RSO spotlight

Learn more about the Golden Majorettes’ new RSO

You’ve seen the cheer and dance team on campus, now it’s time to look out for the Golden Majorettes, a new dance club at Ferris.

The Golden Majorettes’ dance club was established in the spring of 2022 by marketing sophomore Unique Robinson. Robinson created this Registered Student Organization to give women a dance outlet and a place to be comfortable as themselves.

“I wanted to give women the opportunity to be involved in something [centered around Black women] that isn’t Greek life because Greek life isn’t for everybody,” Robinson said.

The word got out about the new RSO at Bulldog Bonanza. Social work sophomore Paris Horton attended the Majorettes’ informational table and invited her friends to tag along.

Although the majorette team has been on campus for less than a year, it spoke to some of its members more than other RSOs on campus.

“Cheer didn’t have enough soul to me, and I rarely saw the dance team,” Horton said. “So when I heard about the majorette team, I immediately thought of [the Dancing Dolls] and was interested.” 

On the other hand, nursing sophomore Arielle Teamer has been cheering since she was three but decided to take a different route as a college student.

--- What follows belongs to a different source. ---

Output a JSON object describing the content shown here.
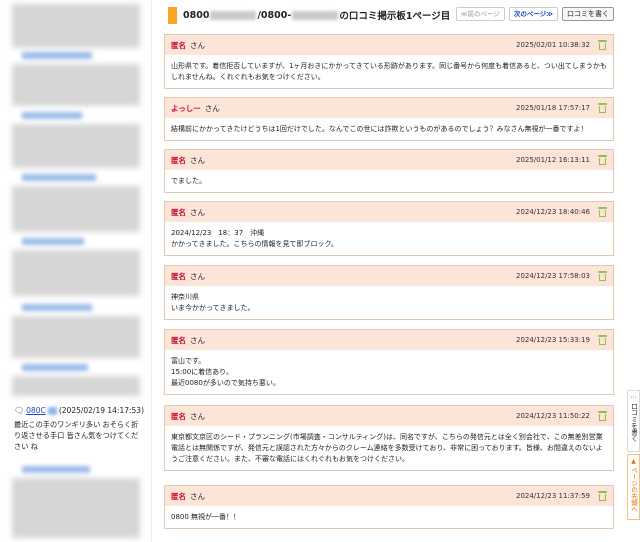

Through tabling at events like Bulldog Binanza, the Majorettes’ have built a team that carved out a unique position alongside the cheer and dance teams. Photo courtesy of Unique Robinson

“I stopped cheering in the sixth grade to join the majorette team [because] my school had a band, so I continued to do that,” Teamer said. “When I got to college, I wanted to continue with the majorette team instead of cheer, so that’s what I did.”

Majorette dance teams are not the same as regular dance teams. The difference is that the majorette style of dance originated at historically Black colleges. This form of dance mixes all dance types together into one.

The Majorettes’ favorite thing about being on the team is being able to display their creativity through their original dance routines. While most dance teams have coaches that determine their dance moves and counts, majorette dancers have a say in a majority of their routines. The dancers have many opportunities to create their own dances, and their drill masters assist them with completing the dance if needed.

Joining the team has helped Horton learn more about herself.

“I didn’t know I could lead as well as I am… until I came to the [Golden Majorettes],” Horton said.

Business sophomore Victoria Warren always looks forward to team practices.

“I stay in my room, but my favorite part of the week is majorette practice,” Warren said. “It just brings me out of my comfort zone.”

The girls have gotten to know each other a lot since the start of the RSO. Warren feels like the girls have known each other for a while, even though it’s only been a few weeks.

Before getting active on campus with the Golden Majorettes, Teamer was shy and reserved. Joining this dance club has introduced her to new people and made her more confident with dancing in front of people.

Teamer explains that she feels a connection with the girls on the team and that she “instantly clicked with them.” Practice days are her favorite because she gets to see her teammates.

She describes their relationship as a “sister-like bond” and believes that the other girls on the team may feel the same way.

“I really am an introvert; that’s why I don’t have a lot of friends… I won’t talk to people first,” Teamer said. “But the majorette team has brought a lot out in me and with these girls on the team.”

Dance experience is not required for potential members. Reaching out to the team and wanting to learn is all that’s needed.